The last few years and all the uncertainty, Wright said, were very difficult.

"I cared so much about the league from the beginning because I grew up with it," he said. "Over the last 4 or 5 years, watching all the changes, it was killing me. It was really killing me because I felt a responsibility to Villanova and to the history of the Big East. Now that it's all played out, I just really feel great about it because I just feel like this is what we all enjoyed about the beginning.

"Will it be the same? Who knows? Nothing's the same. College basketball is not the same. You know you are going to go into a city. It's going to be a big happening basketball-wise. That school, it's going to be the biggest thing happening athletically for their school.
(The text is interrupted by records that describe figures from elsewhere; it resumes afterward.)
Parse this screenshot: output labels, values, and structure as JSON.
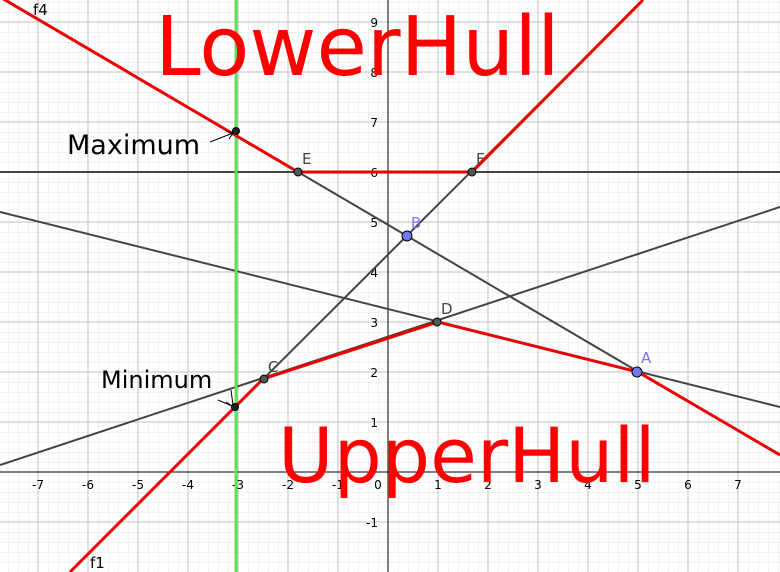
{
  "chart_data": {
    "type": "geometry",
    "xlim": [
      -7.76,
      7.84
    ],
    "ylim": [
      -2,
      9.44
    ],
    "xticks": [
      -7,
      -6,
      -5,
      -4,
      -3,
      -2,
      -1,
      0,
      1,
      2,
      3,
      4,
      5,
      6,
      7
    ],
    "yticks": [
      -1,
      1,
      2,
      3,
      4,
      5,
      6,
      7,
      8,
      9
    ],
    "grid": true,
    "region_labels": [
      "LowerHull",
      "UpperHull"
    ],
    "annotations": [
      "Maximum",
      "Minimum"
    ],
    "point_labels": [
      "E",
      "F",
      "B",
      "D",
      "A",
      "C"
    ],
    "function_labels": [
      "f4",
      "f1"
    ]
  }
}
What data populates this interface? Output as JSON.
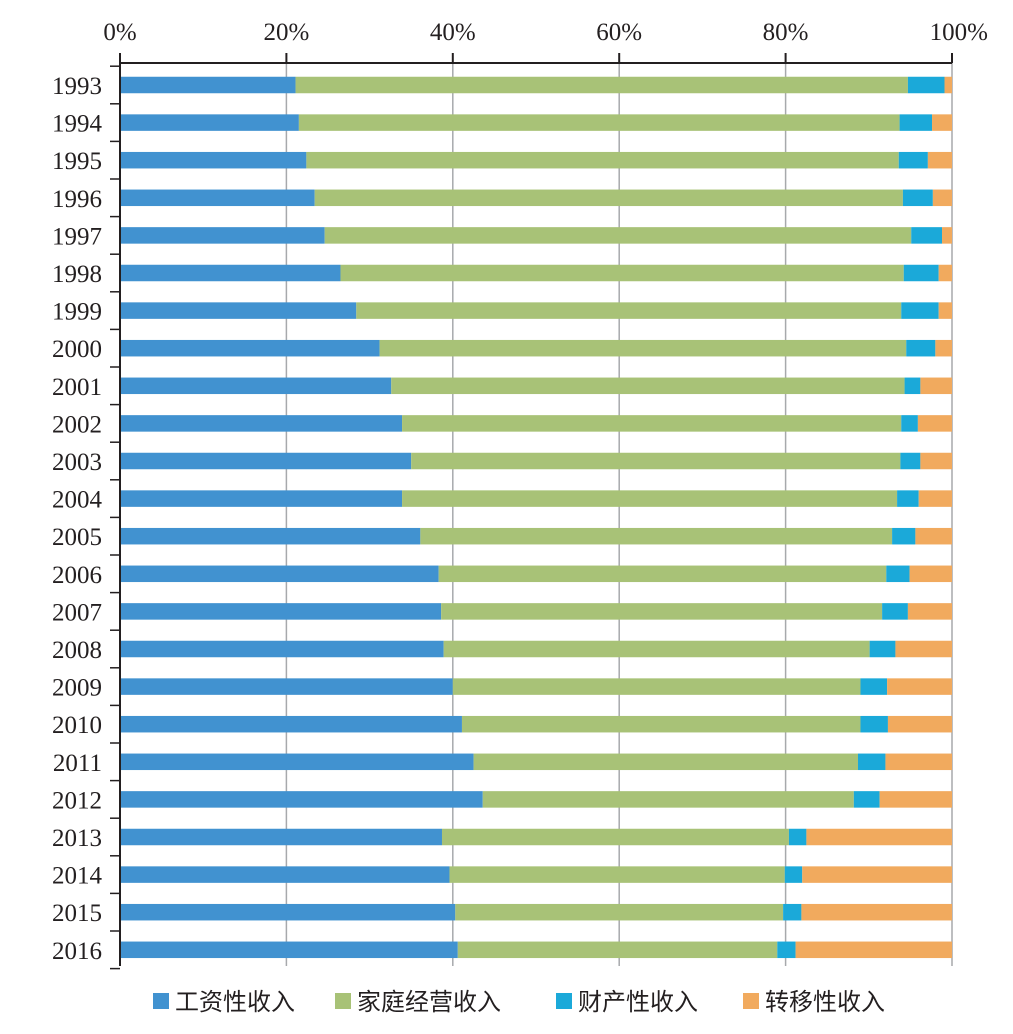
{
  "chart_data": {
    "type": "bar",
    "orientation": "horizontal",
    "stacked": true,
    "normalized": true,
    "title": "",
    "xlabel": "",
    "ylabel": "",
    "xlim": [
      0,
      100
    ],
    "x_ticks": [
      "0%",
      "20%",
      "40%",
      "60%",
      "80%",
      "100%"
    ],
    "grid": true,
    "legend_position": "bottom",
    "categories": [
      "1993",
      "1994",
      "1995",
      "1996",
      "1997",
      "1998",
      "1999",
      "2000",
      "2001",
      "2002",
      "2003",
      "2004",
      "2005",
      "2006",
      "2007",
      "2008",
      "2009",
      "2010",
      "2011",
      "2012",
      "2013",
      "2014",
      "2015",
      "2016"
    ],
    "series": [
      {
        "name": "工资性收入",
        "color": "#4192d0",
        "values": [
          21.1,
          21.5,
          22.4,
          23.4,
          24.6,
          26.5,
          28.4,
          31.2,
          32.6,
          33.9,
          35.0,
          33.9,
          36.1,
          38.3,
          38.6,
          38.9,
          40.0,
          41.1,
          42.5,
          43.6,
          38.7,
          39.6,
          40.3,
          40.6
        ],
        "colorKey": "c1"
      },
      {
        "name": "家庭经营收入",
        "color": "#a8c277",
        "values": [
          73.6,
          72.2,
          71.2,
          70.7,
          70.5,
          67.7,
          65.5,
          63.3,
          61.7,
          60.0,
          58.8,
          59.5,
          56.7,
          53.8,
          53.0,
          51.2,
          49.0,
          47.9,
          46.2,
          44.6,
          41.7,
          40.3,
          39.4,
          38.4
        ],
        "colorKey": "c2"
      },
      {
        "name": "财产性收入",
        "color": "#1ba9d9",
        "values": [
          4.4,
          3.9,
          3.5,
          3.6,
          3.7,
          4.2,
          4.5,
          3.5,
          1.9,
          2.0,
          2.4,
          2.6,
          2.8,
          2.8,
          3.1,
          3.1,
          3.2,
          3.3,
          3.3,
          3.1,
          2.1,
          2.1,
          2.2,
          2.2
        ],
        "colorKey": "c3"
      },
      {
        "name": "转移性收入",
        "color": "#f1aa5e",
        "values": [
          0.9,
          2.4,
          2.9,
          2.3,
          1.2,
          1.6,
          1.6,
          2.0,
          3.8,
          4.1,
          3.8,
          4.0,
          4.4,
          5.1,
          5.3,
          6.8,
          7.8,
          7.7,
          8.0,
          8.7,
          17.5,
          18.0,
          18.1,
          18.8
        ],
        "colorKey": "c4"
      }
    ]
  }
}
It's going to be basketball junkies."

He is having some issues with that longest-tenured deal.

"I'm not really prepared for that yet," Wright said. "I liked being the younger guy. I'm going to have to work on this role."

Fox made a very sharp hire in its lead announcing team, Big East icons Gus Johnson and Bill Raftery. Longtime fans will feel at home.

"I think it's going to be so much fun," Johnson said. "You're not adding Little Sisters of the Poor . . . These schools just focus on a major sport, which is the game of basketball. Come the middle of the winter when it's cold outside and you don't want to leave your house and you turn on that television and you're deep in the heart of . . . "

It won't be the Carrier Dome. Or the KFC Yum Center. It will be another Creighton sellout (17,390) at the CenturyLink Center, great crowds at Xavier's wonderful Cintas Center and the living history that is Butler's Hinkle Fieldhouse.

"Raf" has been there since the beginning when he was the coach at Seton Hall. ESPN was home, but he said it was hard to say no to a chance to call games in the league he has loved for so long.

"I think Dave Gavitt [the original Big East commissioner who came up with the concept of a Northeast basketball league] would be very proud of what they've been able to stabilize," Raftery said. "It's a rebirth, back to basketball. Football is this giant in the room that is unmanageable for a lot of schools that are great athletic programs, this league, the Atlantic 10."

Marquette, which lost to Syracuse in the Elite 8 last season, was picked first in the league, followed by Georgetown, Creighton and Villanova.

Creighton's Doug McDermott was the unanimous preseason player of the year. Vaux High's Rysheed Jordan (St. John's) was selected as rookie of the year.

"When it comes to decision-making, poise, toughness, wow," St. John's coach Steve Lavin said of his freshman star. "And his ability to learn, wow again . . . I can look at this stage of Rysheed's career and compare that to [UCLA players] Cameron Dollar, Tyus Edney, Baron Davis, Earl Watson and Rysheed is ahead of those players in terms of those traits, those attributes, those qualities. His passing is exceptional. Efficiency and economy are words that come to mind."

Villanova's JayVaughn Pinkston and Ryan Arcidiacono were picked on the preseason second team.

"We have six guys returning that played in a lot of big games," Wright said.

With 10 teams, this Big East will be an old-school home-and-home round-robin. Wright pointed out that unbalanced schedule worked in Villanova's favor last season when the Wildcats beat some of the league powers at home and did not have to return the games. This season, over 18 games, everybody will get to find out who's who and what's what.